Cécile Desprairies traces the collaborationist past of her maternal family
From the first pages, this intriguing novel captures our attention: at the start of the Thirty Glorious Years, an almost secret women’s club meets every day in a Parisian apartment to evoke, in secret words, the “regret of a bygone era” . The period in question? The Vichy regime.
“Obviously, they had their moment of glory, of triumph,” observes the child who attends these meetings. And for good reason, this gynecology is occupied by his mother, his grandmother, an aunt, a cousin… Here, we hardly speak of resistance fighters but of “bandits” or “terrorists”, we do not mention allies but Americans “. They coldly remember that one day, the grandmother took a Jew’s gold watch without handing him the glass of water he asked for in exchange.

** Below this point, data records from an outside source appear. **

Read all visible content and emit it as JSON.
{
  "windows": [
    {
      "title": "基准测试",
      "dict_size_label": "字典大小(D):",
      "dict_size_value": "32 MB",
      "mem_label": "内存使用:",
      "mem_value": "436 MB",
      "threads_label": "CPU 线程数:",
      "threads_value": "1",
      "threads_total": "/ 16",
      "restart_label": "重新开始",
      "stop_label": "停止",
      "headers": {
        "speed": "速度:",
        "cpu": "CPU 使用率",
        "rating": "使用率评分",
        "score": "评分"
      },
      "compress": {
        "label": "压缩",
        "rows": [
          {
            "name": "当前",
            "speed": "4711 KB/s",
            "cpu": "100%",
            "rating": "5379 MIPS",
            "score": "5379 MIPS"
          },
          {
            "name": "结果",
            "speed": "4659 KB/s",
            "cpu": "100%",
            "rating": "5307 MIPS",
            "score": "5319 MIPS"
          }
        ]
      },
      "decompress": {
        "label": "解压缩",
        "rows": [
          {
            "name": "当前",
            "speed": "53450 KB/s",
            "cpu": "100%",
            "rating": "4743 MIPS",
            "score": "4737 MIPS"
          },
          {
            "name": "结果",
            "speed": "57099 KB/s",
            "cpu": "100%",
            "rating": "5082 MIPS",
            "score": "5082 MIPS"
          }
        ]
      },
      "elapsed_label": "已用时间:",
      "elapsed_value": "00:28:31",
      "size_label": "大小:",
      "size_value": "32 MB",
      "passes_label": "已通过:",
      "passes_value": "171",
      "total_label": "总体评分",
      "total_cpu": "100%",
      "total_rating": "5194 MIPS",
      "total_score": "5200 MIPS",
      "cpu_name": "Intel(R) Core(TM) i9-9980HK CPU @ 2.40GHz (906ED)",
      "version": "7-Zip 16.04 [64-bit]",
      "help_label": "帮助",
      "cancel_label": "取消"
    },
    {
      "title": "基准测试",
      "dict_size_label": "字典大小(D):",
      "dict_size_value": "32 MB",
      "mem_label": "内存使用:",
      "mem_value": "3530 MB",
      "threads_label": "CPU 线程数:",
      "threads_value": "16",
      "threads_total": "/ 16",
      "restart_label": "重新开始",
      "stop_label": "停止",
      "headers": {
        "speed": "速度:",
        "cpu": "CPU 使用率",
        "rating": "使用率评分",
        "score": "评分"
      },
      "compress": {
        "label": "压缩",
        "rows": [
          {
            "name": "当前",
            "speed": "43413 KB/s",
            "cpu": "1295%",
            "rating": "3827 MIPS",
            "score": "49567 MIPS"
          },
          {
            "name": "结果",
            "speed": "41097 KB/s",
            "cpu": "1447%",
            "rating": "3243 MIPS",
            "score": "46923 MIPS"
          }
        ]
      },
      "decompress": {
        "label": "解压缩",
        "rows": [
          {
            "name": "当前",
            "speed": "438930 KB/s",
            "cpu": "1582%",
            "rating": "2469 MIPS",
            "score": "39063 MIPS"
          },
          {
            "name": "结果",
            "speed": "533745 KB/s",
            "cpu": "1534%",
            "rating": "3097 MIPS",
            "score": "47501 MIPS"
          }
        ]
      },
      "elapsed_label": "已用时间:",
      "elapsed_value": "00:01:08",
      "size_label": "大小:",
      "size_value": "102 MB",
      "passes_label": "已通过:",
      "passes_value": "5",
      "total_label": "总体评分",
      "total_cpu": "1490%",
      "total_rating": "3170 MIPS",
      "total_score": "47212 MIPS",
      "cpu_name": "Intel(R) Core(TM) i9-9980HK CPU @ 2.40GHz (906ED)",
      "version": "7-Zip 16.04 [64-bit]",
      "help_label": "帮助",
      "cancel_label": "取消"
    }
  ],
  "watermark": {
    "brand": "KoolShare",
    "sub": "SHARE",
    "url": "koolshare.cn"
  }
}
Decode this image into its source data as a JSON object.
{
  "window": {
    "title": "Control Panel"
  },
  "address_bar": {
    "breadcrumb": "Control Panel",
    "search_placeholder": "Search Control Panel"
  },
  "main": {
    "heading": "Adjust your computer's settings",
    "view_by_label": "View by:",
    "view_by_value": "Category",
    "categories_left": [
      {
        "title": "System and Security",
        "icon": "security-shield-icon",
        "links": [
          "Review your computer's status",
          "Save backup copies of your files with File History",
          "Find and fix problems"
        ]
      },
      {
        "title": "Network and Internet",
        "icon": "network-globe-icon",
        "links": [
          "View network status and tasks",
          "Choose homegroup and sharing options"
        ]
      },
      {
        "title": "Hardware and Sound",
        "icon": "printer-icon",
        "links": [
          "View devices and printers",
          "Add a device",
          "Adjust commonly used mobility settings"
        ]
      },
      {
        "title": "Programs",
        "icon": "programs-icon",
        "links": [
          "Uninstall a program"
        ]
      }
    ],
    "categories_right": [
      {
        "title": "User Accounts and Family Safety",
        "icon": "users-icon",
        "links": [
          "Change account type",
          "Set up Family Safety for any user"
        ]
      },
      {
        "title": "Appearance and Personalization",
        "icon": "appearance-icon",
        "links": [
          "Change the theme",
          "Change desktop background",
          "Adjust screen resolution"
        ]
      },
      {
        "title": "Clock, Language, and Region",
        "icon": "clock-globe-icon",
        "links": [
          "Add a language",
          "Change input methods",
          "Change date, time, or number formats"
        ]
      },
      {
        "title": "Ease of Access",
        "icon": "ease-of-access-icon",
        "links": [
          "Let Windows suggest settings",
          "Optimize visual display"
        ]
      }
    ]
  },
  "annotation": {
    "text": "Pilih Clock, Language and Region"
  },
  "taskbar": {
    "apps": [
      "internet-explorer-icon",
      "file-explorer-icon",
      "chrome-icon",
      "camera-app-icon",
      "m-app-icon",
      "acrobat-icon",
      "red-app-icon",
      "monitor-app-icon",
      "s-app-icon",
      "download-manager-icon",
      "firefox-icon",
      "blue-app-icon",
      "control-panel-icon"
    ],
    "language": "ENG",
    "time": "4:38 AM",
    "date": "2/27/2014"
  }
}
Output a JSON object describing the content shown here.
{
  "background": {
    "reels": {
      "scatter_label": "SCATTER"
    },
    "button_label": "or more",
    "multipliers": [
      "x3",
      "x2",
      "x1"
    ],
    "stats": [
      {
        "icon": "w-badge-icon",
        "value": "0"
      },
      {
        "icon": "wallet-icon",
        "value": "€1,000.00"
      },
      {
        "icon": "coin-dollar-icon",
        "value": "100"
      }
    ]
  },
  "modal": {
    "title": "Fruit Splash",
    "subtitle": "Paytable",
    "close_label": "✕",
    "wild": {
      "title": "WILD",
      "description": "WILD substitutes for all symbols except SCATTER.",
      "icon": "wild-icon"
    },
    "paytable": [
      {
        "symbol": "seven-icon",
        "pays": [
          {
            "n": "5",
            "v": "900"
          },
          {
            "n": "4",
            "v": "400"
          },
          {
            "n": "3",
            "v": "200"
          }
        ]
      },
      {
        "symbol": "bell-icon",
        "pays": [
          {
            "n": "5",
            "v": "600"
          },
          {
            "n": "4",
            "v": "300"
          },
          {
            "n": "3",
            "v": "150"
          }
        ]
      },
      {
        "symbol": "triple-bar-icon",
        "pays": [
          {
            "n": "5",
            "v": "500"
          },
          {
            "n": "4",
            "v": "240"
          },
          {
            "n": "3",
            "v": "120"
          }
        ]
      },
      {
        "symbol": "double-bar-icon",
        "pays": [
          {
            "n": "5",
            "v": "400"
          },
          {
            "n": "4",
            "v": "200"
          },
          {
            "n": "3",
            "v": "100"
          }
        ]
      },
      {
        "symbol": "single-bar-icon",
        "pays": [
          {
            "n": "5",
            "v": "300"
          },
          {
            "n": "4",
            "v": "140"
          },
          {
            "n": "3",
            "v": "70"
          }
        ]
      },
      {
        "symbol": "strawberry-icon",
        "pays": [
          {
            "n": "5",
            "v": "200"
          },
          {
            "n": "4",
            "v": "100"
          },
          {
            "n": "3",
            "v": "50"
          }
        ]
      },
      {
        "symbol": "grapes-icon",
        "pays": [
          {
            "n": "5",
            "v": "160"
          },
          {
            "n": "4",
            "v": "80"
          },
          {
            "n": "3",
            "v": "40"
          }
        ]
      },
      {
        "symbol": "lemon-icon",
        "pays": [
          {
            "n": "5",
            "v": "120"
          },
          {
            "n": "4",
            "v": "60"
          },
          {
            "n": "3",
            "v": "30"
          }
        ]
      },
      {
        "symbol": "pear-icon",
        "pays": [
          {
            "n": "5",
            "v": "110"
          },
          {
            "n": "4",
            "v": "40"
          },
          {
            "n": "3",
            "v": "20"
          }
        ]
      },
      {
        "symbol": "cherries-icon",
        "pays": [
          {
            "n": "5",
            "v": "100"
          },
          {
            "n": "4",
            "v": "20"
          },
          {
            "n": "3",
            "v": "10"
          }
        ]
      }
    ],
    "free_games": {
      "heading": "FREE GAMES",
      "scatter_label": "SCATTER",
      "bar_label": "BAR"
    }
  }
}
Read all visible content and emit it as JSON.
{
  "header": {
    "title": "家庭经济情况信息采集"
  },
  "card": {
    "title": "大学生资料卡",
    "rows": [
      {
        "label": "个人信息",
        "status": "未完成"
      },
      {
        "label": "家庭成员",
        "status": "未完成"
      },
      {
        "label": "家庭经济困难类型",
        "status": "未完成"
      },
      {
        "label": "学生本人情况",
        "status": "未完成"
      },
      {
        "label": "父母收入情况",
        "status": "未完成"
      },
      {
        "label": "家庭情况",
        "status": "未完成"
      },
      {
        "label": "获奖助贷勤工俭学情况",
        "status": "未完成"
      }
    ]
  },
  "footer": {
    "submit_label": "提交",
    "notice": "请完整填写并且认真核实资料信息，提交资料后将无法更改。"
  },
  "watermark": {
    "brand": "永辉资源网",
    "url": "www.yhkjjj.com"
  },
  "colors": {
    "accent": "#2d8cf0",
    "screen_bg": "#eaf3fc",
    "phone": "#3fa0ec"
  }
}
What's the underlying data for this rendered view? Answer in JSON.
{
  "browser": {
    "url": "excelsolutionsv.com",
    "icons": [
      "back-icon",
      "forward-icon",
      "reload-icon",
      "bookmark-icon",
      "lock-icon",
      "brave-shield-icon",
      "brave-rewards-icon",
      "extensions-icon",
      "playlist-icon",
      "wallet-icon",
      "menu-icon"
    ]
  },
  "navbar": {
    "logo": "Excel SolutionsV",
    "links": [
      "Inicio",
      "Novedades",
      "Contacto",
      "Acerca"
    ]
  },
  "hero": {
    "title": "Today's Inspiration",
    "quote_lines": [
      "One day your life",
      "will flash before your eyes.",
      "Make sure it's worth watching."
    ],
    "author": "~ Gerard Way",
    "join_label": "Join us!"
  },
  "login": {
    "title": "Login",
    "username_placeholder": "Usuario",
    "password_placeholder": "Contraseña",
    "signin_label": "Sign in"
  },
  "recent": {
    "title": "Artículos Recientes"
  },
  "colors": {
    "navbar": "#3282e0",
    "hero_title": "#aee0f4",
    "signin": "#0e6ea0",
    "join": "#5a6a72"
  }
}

These burning facts are narrated with chiseled and dispassionate writing. As she grows up, the child, who becomes a historian, digs into the family past. She then discovers another identity card belonging to her mother Lucie; There is a German-sounding surname, portraits of her with a blonder color than natural. Her daughter learns of a past romance with a student passionate about biology and… Nazi ideology.
In this collaborationist microcosm, Lucie takes advantage of social life, makes a name for herself thanks to her activity within the propaganda services, and is regularly congratulated for the creation of her posters displayed before the eyes of the French population.
Between fiction and reality
A daring novel. The first from the pen of Cécile Desprairies, completed after three years of writing. It was also selected during the first selection for the Goncourt prize. The 66-year-old author, after a long career in publishing, decided, in her forties, to reorient herself towards a career as a historian. She owes her fame to the numerous works she has published on collaboration, like Journey through occupied France, 1940-1945 (PUF), a searchable pamphlet of more than a thousand pages.
But when she wanted to approach these 1940s from the prism of the intimate, Cécile Desprairies favored the novelistic construction. A surprising choice about which she remains enigmatic. “It’s the story of my extended family, my relatives, my acquaintances,” she says before confiding that she did indeed attend these clandestine-looking meetings as a child.
So, in this work, are the facts fiction or reality? If the author remains evasive, she claims to have relied on fifteen years of research to try to decipher the mechanisms that pushed ordinary human beings to collaborate. Eighty years later, the work resonates with current events, at a time when anti-Semitic acts are exploding.